I want the new Foreign Trade Policy to be a fair trade policy. There are certain areas where we have inverted duty structures and those need to be corrected. And we are on track.

TDB: At 8.4%, your cost of debt in FY2014 was the highest in the last 10 years. What caused this? How do you intend to keep it under check as you restart capex in FY2016?

AK: I don’t believe our cost of debt is that high. I don’t remember each figure like that.

TDB: Prime Minister Narendra Modi’s ‘Make in India’ has high expectations from manufacturing companies like yours. How are you gearing up to shoulder the responsibilities, particularly since in FY2014, even at a standalone level, you earned over 50% of your revenue from abroad?

AK: I believe, we are in the best position for ‘Make in India’. We have the base technologies and we have the domain knowledge. Moreover, we have a global customer base and have the R&D capability to serve the purpose. Now, we are going to deploy our manufacturing capabilities across more and more sectors, so that we can grow our business as well as take advantage of the ‘Make in India’ phenomenon. The ‘Make in India’ campaign is also giving us an opportunity to manufacture and supply to a lot of Indian companies, including PSUs, who used to import many of their products.

TDB: Over the last 10 years, Bharat Forge’s standalone numbers have been much bumpier than its consolidated numbers. What has the company learned from this?

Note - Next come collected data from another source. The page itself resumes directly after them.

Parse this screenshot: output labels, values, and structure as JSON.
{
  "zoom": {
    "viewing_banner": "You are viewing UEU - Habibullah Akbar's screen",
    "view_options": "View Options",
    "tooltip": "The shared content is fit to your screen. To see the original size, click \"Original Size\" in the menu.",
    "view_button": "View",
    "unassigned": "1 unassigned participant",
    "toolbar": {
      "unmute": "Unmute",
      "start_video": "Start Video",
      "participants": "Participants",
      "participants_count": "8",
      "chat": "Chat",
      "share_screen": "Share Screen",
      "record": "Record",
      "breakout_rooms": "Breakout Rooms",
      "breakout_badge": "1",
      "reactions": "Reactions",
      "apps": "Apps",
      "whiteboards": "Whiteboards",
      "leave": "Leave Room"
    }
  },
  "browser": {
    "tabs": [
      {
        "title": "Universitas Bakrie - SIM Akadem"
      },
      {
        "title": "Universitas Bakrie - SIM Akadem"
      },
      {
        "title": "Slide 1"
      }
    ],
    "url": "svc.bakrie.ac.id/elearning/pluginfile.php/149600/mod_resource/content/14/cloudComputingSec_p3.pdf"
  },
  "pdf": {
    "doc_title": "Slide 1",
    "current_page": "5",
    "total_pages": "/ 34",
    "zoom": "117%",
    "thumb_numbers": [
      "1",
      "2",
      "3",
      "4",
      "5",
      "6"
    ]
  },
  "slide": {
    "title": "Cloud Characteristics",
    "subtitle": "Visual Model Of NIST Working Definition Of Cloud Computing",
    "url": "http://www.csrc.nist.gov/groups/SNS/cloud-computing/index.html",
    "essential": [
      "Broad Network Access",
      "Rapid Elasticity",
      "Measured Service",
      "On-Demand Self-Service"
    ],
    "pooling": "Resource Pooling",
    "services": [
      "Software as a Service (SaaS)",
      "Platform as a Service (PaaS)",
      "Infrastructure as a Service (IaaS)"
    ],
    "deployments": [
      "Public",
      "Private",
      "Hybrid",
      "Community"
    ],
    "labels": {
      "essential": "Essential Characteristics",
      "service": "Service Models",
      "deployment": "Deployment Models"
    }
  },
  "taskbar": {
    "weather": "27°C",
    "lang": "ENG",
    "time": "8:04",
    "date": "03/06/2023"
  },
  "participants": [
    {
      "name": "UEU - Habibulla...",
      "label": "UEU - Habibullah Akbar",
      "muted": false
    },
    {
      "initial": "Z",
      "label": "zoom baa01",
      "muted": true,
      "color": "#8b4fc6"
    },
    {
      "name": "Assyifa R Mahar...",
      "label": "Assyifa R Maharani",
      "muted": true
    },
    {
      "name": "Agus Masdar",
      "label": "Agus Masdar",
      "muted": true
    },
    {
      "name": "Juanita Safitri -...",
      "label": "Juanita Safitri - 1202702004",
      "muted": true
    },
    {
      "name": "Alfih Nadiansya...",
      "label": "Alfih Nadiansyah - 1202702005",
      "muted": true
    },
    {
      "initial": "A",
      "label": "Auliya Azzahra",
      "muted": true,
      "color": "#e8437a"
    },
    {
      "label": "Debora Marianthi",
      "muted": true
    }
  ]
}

AK: Earlier, we used to depend on one industry. Now, we are more diversified than ever before. Earlier, due to our dependence on one industry, we couldn’t do much more than what our customers were doing.

TDB: Railways is a sector where you have started supplying components. Now, as the sector is likely to open up for private players in a much bigger way, what kind of opportunities do you actually see there?

AK: Railway is the lifeline of India. It is a big sector and offers big opportunities for private players like us. India can’t grow if railways can’t grow. So, railways need to grow at double the country’s growth. But in the last many years there have been no investment, due to which our railway system is way behind. I hope under the new railway ministry something good is going to come out for this sector.